Chainlink has launched a service that streams real-time stock prices for major Asian companies – including Samsung Electronics, SK Hynix, Toyota Motor and Sony – directly onto blockchain networks. The product, called APAC Equities Streams, went live on June 23, according to a report from Cointelegraph.

The data covers share prices for some of Asia’s largest publicly traded firms. Developers and financial institutions can plug the feeds into smart contracts to build blockchain-based products that reference equity markets – think synthetic stocks, options, or collateralized lending against real-world assets.

That matters because most on-chain equity data today comes from U.S. exchanges. Asian stock markets, by contrast, have been harder to access in a reliable, real-time format. Chainlink, the dominant oracle network for price feeds in DeFi, is now filling that gap. The company already runs similar services for U.S. equities and commodities like gold.

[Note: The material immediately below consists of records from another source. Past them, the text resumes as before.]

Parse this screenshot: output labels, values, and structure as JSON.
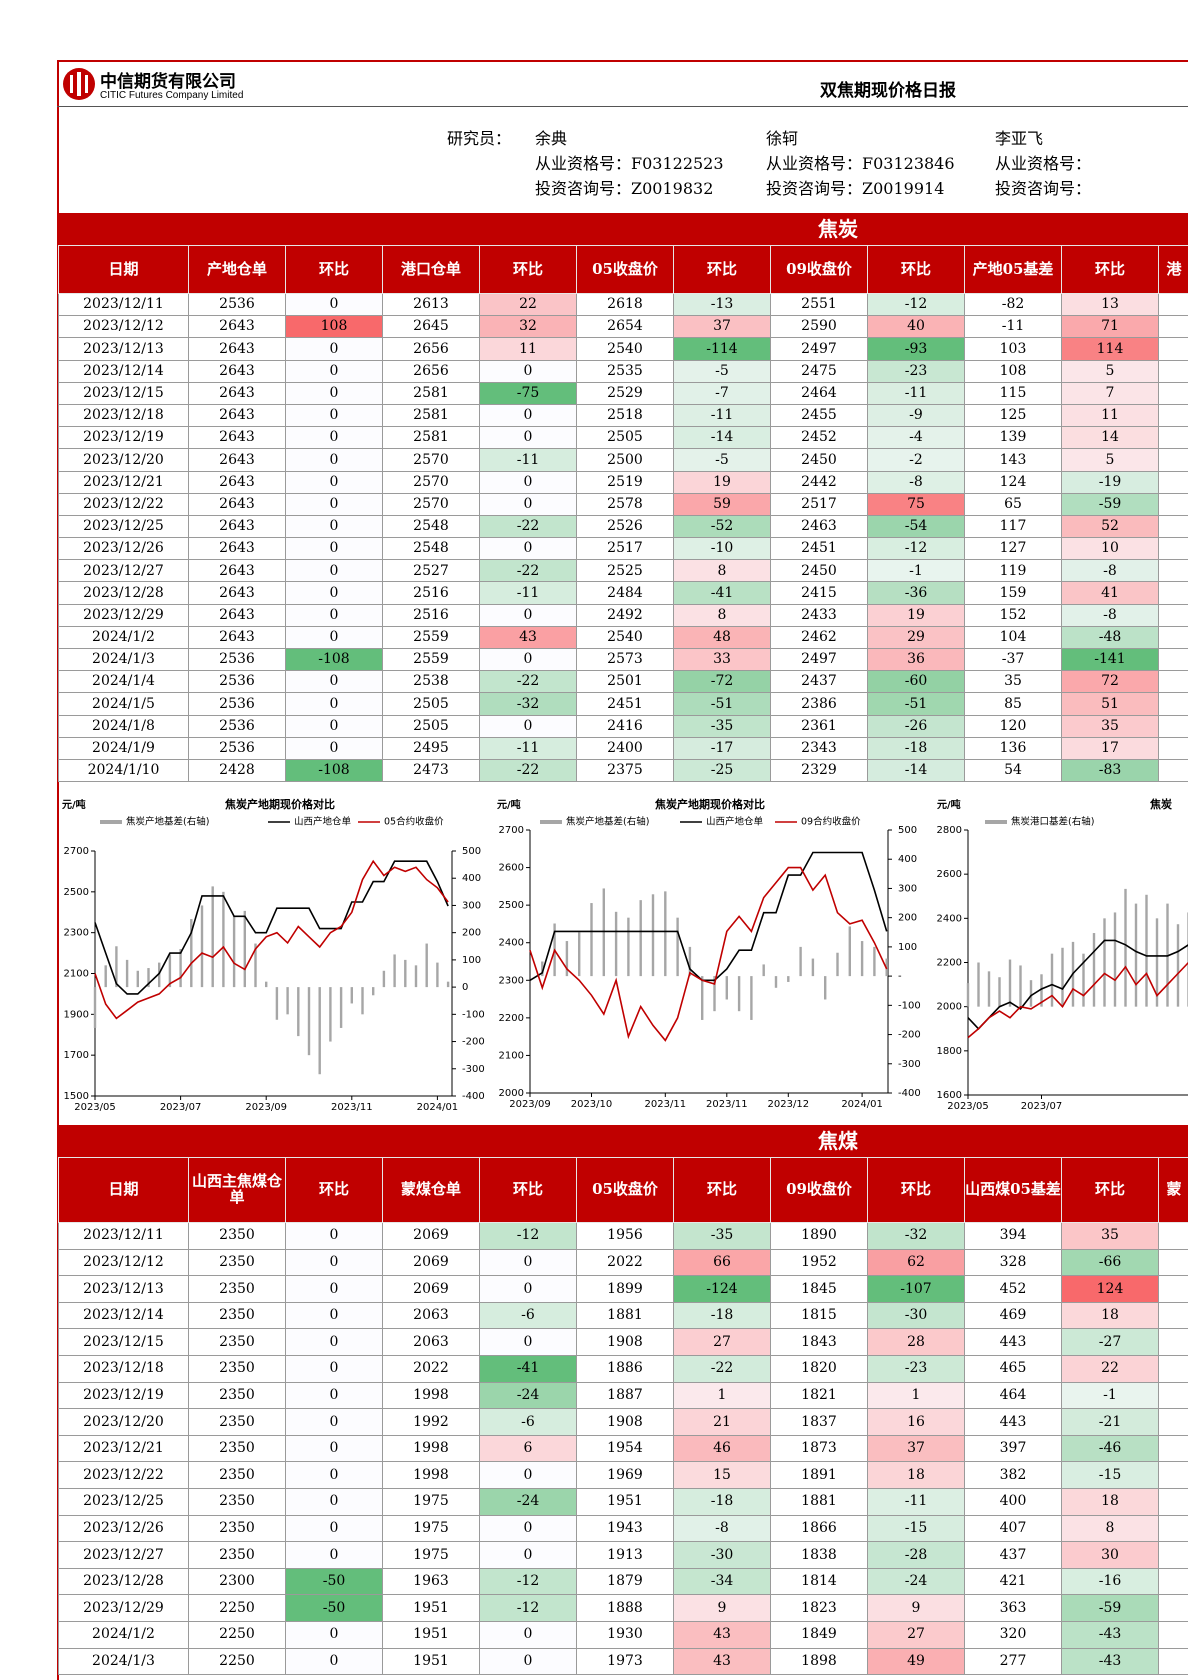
{
  "header": {
    "company_cn": "中信期货有限公司",
    "company_en": "CITIC Futures Company Limited",
    "report_title": "双焦期现价格日报"
  },
  "researchers": {
    "label": "研究员：",
    "people": [
      {
        "name": "余典",
        "qualification": "从业资格号：F03122523",
        "consulting": "投资咨询号：Z0019832"
      },
      {
        "name": "徐轲",
        "qualification": "从业资格号：F03123846",
        "consulting": "投资咨询号：Z0019914"
      },
      {
        "name": "李亚飞",
        "qualification": "从业资格号：",
        "consulting": "投资咨询号："
      }
    ]
  },
  "coke": {
    "section": "焦炭",
    "table": {
      "headers": [
        "日期",
        "产地仓单",
        "环比",
        "港口仓单",
        "环比",
        "05收盘价",
        "环比",
        "09收盘价",
        "环比",
        "产地05基差",
        "环比",
        "港"
      ],
      "rows": [
        [
          "2023/12/11",
          2536,
          0,
          2613,
          22,
          2618,
          -13,
          2551,
          -12,
          -82,
          13
        ],
        [
          "2023/12/12",
          2643,
          108,
          2645,
          32,
          2654,
          37,
          2590,
          40,
          -11,
          71
        ],
        [
          "2023/12/13",
          2643,
          0,
          2656,
          11,
          2540,
          -114,
          2497,
          -93,
          103,
          114
        ],
        [
          "2023/12/14",
          2643,
          0,
          2656,
          0,
          2535,
          -5,
          2475,
          -23,
          108,
          5
        ],
        [
          "2023/12/15",
          2643,
          0,
          2581,
          -75,
          2529,
          -7,
          2464,
          -11,
          115,
          7
        ],
        [
          "2023/12/18",
          2643,
          0,
          2581,
          0,
          2518,
          -11,
          2455,
          -9,
          125,
          11
        ],
        [
          "2023/12/19",
          2643,
          0,
          2581,
          0,
          2505,
          -14,
          2452,
          -4,
          139,
          14
        ],
        [
          "2023/12/20",
          2643,
          0,
          2570,
          -11,
          2500,
          -5,
          2450,
          -2,
          143,
          5
        ],
        [
          "2023/12/21",
          2643,
          0,
          2570,
          0,
          2519,
          19,
          2442,
          -8,
          124,
          -19
        ],
        [
          "2023/12/22",
          2643,
          0,
          2570,
          0,
          2578,
          59,
          2517,
          75,
          65,
          -59
        ],
        [
          "2023/12/25",
          2643,
          0,
          2548,
          -22,
          2526,
          -52,
          2463,
          -54,
          117,
          52
        ],
        [
          "2023/12/26",
          2643,
          0,
          2548,
          0,
          2517,
          -10,
          2451,
          -12,
          127,
          10
        ],
        [
          "2023/12/27",
          2643,
          0,
          2527,
          -22,
          2525,
          8,
          2450,
          -1,
          119,
          -8
        ],
        [
          "2023/12/28",
          2643,
          0,
          2516,
          -11,
          2484,
          -41,
          2415,
          -36,
          159,
          41
        ],
        [
          "2023/12/29",
          2643,
          0,
          2516,
          0,
          2492,
          8,
          2433,
          19,
          152,
          -8
        ],
        [
          "2024/1/2",
          2643,
          0,
          2559,
          43,
          2540,
          48,
          2462,
          29,
          104,
          -48
        ],
        [
          "2024/1/3",
          2536,
          -108,
          2559,
          0,
          2573,
          33,
          2497,
          36,
          -37,
          -141
        ],
        [
          "2024/1/4",
          2536,
          0,
          2538,
          -22,
          2501,
          -72,
          2437,
          -60,
          35,
          72
        ],
        [
          "2024/1/5",
          2536,
          0,
          2505,
          -32,
          2451,
          -51,
          2386,
          -51,
          85,
          51
        ],
        [
          "2024/1/8",
          2536,
          0,
          2505,
          0,
          2416,
          -35,
          2361,
          -26,
          120,
          35
        ],
        [
          "2024/1/9",
          2536,
          0,
          2495,
          -11,
          2400,
          -17,
          2343,
          -18,
          136,
          17
        ],
        [
          "2024/1/10",
          2428,
          -108,
          2473,
          -22,
          2375,
          -25,
          2329,
          -14,
          54,
          -83
        ]
      ]
    },
    "charts": [
      {
        "type": "line",
        "y_unit": "元/吨",
        "title": "焦炭产地期现价格对比",
        "categories": [
          "2023/05",
          null,
          null,
          null,
          null,
          null,
          null,
          null,
          "2023/07",
          null,
          null,
          null,
          null,
          null,
          null,
          null,
          "2023/09",
          null,
          null,
          null,
          null,
          null,
          null,
          null,
          "2023/11",
          null,
          null,
          null,
          null,
          null,
          null,
          null,
          "2024/01",
          null
        ],
        "ylim": [
          1500,
          2700
        ],
        "yticks": [
          1500,
          1700,
          1900,
          2100,
          2300,
          2500,
          2700
        ],
        "y2lim": [
          -400,
          500
        ],
        "y2ticks": [
          -400,
          -300,
          -200,
          -100,
          0,
          100,
          200,
          300,
          400,
          500
        ],
        "series": [
          {
            "name": "焦炭产地基差(右轴)",
            "type": "bar",
            "axis": "y2",
            "color": "#a6a6a6",
            "values": [
              -150,
              80,
              150,
              100,
              60,
              70,
              90,
              120,
              140,
              250,
              300,
              370,
              350,
              260,
              280,
              160,
              20,
              -120,
              -100,
              -180,
              -250,
              -320,
              -200,
              -150,
              -60,
              -100,
              -30,
              60,
              120,
              100,
              80,
              160,
              90,
              20
            ]
          },
          {
            "name": "山西产地仓单",
            "type": "line",
            "color": "#000000",
            "values": [
              2350,
              2200,
              2050,
              2000,
              2000,
              2050,
              2100,
              2200,
              2200,
              2300,
              2480,
              2480,
              2480,
              2380,
              2380,
              2300,
              2300,
              2420,
              2420,
              2420,
              2420,
              2320,
              2320,
              2320,
              2450,
              2450,
              2550,
              2550,
              2650,
              2650,
              2650,
              2650,
              2550,
              2430
            ]
          },
          {
            "name": "05合约收盘价",
            "type": "line",
            "color": "#c00000",
            "values": [
              2100,
              1950,
              1880,
              1920,
              1960,
              1980,
              2000,
              2050,
              2080,
              2150,
              2200,
              2180,
              2230,
              2150,
              2120,
              2220,
              2280,
              2300,
              2250,
              2330,
              2280,
              2230,
              2300,
              2330,
              2400,
              2560,
              2650,
              2580,
              2620,
              2600,
              2620,
              2560,
              2520,
              2450
            ]
          }
        ]
      },
      {
        "type": "line",
        "y_unit": "元/吨",
        "title": "焦炭产地期现价格对比",
        "categories": [
          "2023/09",
          null,
          null,
          null,
          null,
          "2023/10",
          null,
          null,
          null,
          null,
          null,
          "2023/11",
          null,
          null,
          null,
          null,
          "2023/11",
          null,
          null,
          null,
          null,
          "2023/12",
          null,
          null,
          null,
          null,
          null,
          "2024/01",
          null,
          null
        ],
        "ylim": [
          2000,
          2700
        ],
        "yticks": [
          2000,
          2100,
          2200,
          2300,
          2400,
          2500,
          2600,
          2700
        ],
        "y2lim": [
          -400,
          500
        ],
        "y2ticks": [
          -400,
          -300,
          -200,
          -100,
          {
            "value": 0,
            "label": "-"
          },
          100,
          200,
          300,
          400,
          500
        ],
        "series": [
          {
            "name": "焦炭产地基差(右轴)",
            "type": "bar",
            "axis": "y2",
            "color": "#a6a6a6",
            "values": [
              0,
              50,
              180,
              120,
              150,
              250,
              300,
              220,
              200,
              260,
              280,
              290,
              200,
              100,
              -150,
              -120,
              -80,
              -120,
              -150,
              40,
              -40,
              -20,
              100,
              60,
              -80,
              80,
              170,
              120,
              100,
              60
            ]
          },
          {
            "name": "山西产地仓单",
            "type": "line",
            "color": "#000000",
            "values": [
              2300,
              2320,
              2430,
              2430,
              2430,
              2430,
              2430,
              2430,
              2430,
              2430,
              2430,
              2430,
              2430,
              2330,
              2300,
              2300,
              2330,
              2380,
              2380,
              2480,
              2480,
              2580,
              2580,
              2640,
              2640,
              2640,
              2640,
              2640,
              2540,
              2430
            ]
          },
          {
            "name": "09合约收盘价",
            "type": "line",
            "color": "#c00000",
            "values": [
              2380,
              2280,
              2380,
              2330,
              2300,
              2260,
              2210,
              2300,
              2150,
              2230,
              2180,
              2140,
              2200,
              2320,
              2300,
              2290,
              2430,
              2470,
              2430,
              2520,
              2560,
              2600,
              2600,
              2540,
              2580,
              2480,
              2450,
              2460,
              2400,
              2330
            ]
          }
        ]
      },
      {
        "type": "line",
        "y_unit": "元/吨",
        "title": "焦炭",
        "categories": [
          "2023/05",
          null,
          null,
          null,
          null,
          null,
          null,
          "2023/07",
          null,
          null,
          null,
          null,
          null,
          null,
          null,
          null,
          null,
          null,
          null,
          null,
          null,
          null
        ],
        "ylim": [
          1600,
          2800
        ],
        "yticks": [
          1600,
          1800,
          2000,
          2200,
          2400,
          2600,
          2800
        ],
        "y2lim": [
          -300,
          600
        ],
        "series": [
          {
            "name": "焦炭港口基差(右轴)",
            "type": "bar",
            "axis": "y2",
            "color": "#a6a6a6",
            "values": [
              80,
              150,
              120,
              100,
              160,
              140,
              90,
              110,
              180,
              200,
              220,
              180,
              250,
              300,
              320,
              400,
              350,
              380,
              300,
              350,
              280,
              320
            ]
          },
          {
            "type": "line",
            "color": "#000000",
            "values": [
              1950,
              1900,
              1950,
              2000,
              2020,
              1990,
              2050,
              2080,
              2100,
              2080,
              2150,
              2200,
              2250,
              2300,
              2300,
              2280,
              2250,
              2230,
              2230,
              2230,
              2250,
              2280
            ]
          },
          {
            "type": "line",
            "color": "#c00000",
            "values": [
              1860,
              1900,
              1950,
              1980,
              1950,
              2000,
              1990,
              2020,
              2050,
              2000,
              2080,
              2050,
              2100,
              2150,
              2120,
              2180,
              2100,
              2150,
              2050,
              2100,
              2150,
              2200
            ]
          }
        ]
      }
    ]
  },
  "coal": {
    "section": "焦煤",
    "table": {
      "headers": [
        "日期",
        "山西主焦煤仓单",
        "环比",
        "蒙煤仓单",
        "环比",
        "05收盘价",
        "环比",
        "09收盘价",
        "环比",
        "山西煤05基差",
        "环比",
        "蒙"
      ],
      "rows": [
        [
          "2023/12/11",
          2350,
          0,
          2069,
          -12,
          1956,
          -35,
          1890,
          -32,
          394,
          35
        ],
        [
          "2023/12/12",
          2350,
          0,
          2069,
          0,
          2022,
          66,
          1952,
          62,
          328,
          -66
        ],
        [
          "2023/12/13",
          2350,
          0,
          2069,
          0,
          1899,
          -124,
          1845,
          -107,
          452,
          124
        ],
        [
          "2023/12/14",
          2350,
          0,
          2063,
          -6,
          1881,
          -18,
          1815,
          -30,
          469,
          18
        ],
        [
          "2023/12/15",
          2350,
          0,
          2063,
          0,
          1908,
          27,
          1843,
          28,
          443,
          -27
        ],
        [
          "2023/12/18",
          2350,
          0,
          2022,
          -41,
          1886,
          -22,
          1820,
          -23,
          465,
          22
        ],
        [
          "2023/12/19",
          2350,
          0,
          1998,
          -24,
          1887,
          1,
          1821,
          1,
          464,
          -1
        ],
        [
          "2023/12/20",
          2350,
          0,
          1992,
          -6,
          1908,
          21,
          1837,
          16,
          443,
          -21
        ],
        [
          "2023/12/21",
          2350,
          0,
          1998,
          6,
          1954,
          46,
          1873,
          37,
          397,
          -46
        ],
        [
          "2023/12/22",
          2350,
          0,
          1998,
          0,
          1969,
          15,
          1891,
          18,
          382,
          -15
        ],
        [
          "2023/12/25",
          2350,
          0,
          1975,
          -24,
          1951,
          -18,
          1881,
          -11,
          400,
          18
        ],
        [
          "2023/12/26",
          2350,
          0,
          1975,
          0,
          1943,
          -8,
          1866,
          -15,
          407,
          8
        ],
        [
          "2023/12/27",
          2350,
          0,
          1975,
          0,
          1913,
          -30,
          1838,
          -28,
          437,
          30
        ],
        [
          "2023/12/28",
          2300,
          -50,
          1963,
          -12,
          1879,
          -34,
          1814,
          -24,
          421,
          -16
        ],
        [
          "2023/12/29",
          2250,
          -50,
          1951,
          -12,
          1888,
          9,
          1823,
          9,
          363,
          -59
        ],
        [
          "2024/1/2",
          2250,
          0,
          1951,
          0,
          1930,
          43,
          1849,
          27,
          320,
          -43
        ],
        [
          "2024/1/3",
          2250,
          0,
          1951,
          0,
          1973,
          43,
          1898,
          49,
          277,
          -43
        ]
      ]
    }
  }
}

The move targets two audiences: crypto-native developers who want to create tokenized versions of Asian stocks, and traditional finance firms looking to use blockchain infrastructure for settlement or collateral management. If a borrower, for example, posts Samsung shares as collateral on a DeFi lending protocol, the system needs a trusted price feed to avoid liquidation mishaps. Chainlink’s oracles are supposed to provide that.

The timing follows a broader push by Chainlink to expand beyond crypto-native assets. Earlier this year it launched a private oracle service for banks. APAC Equities Streams extends that reach into Asia’s $10 trillion-plus equity market.

What to watch next: adoption by leading DeFi platforms and whether the feeds get integrated into any regulated tokenized stock products. Chainlink has not disclosed which specific blockchains the data is live on yet, but typical targets are Ethereum, Polygon and Avalanche. Reliable, low-latency data from Asian exchanges has been a known bottleneck – if Chainlink solves it, expect more complex on-chain equity derivatives to follow.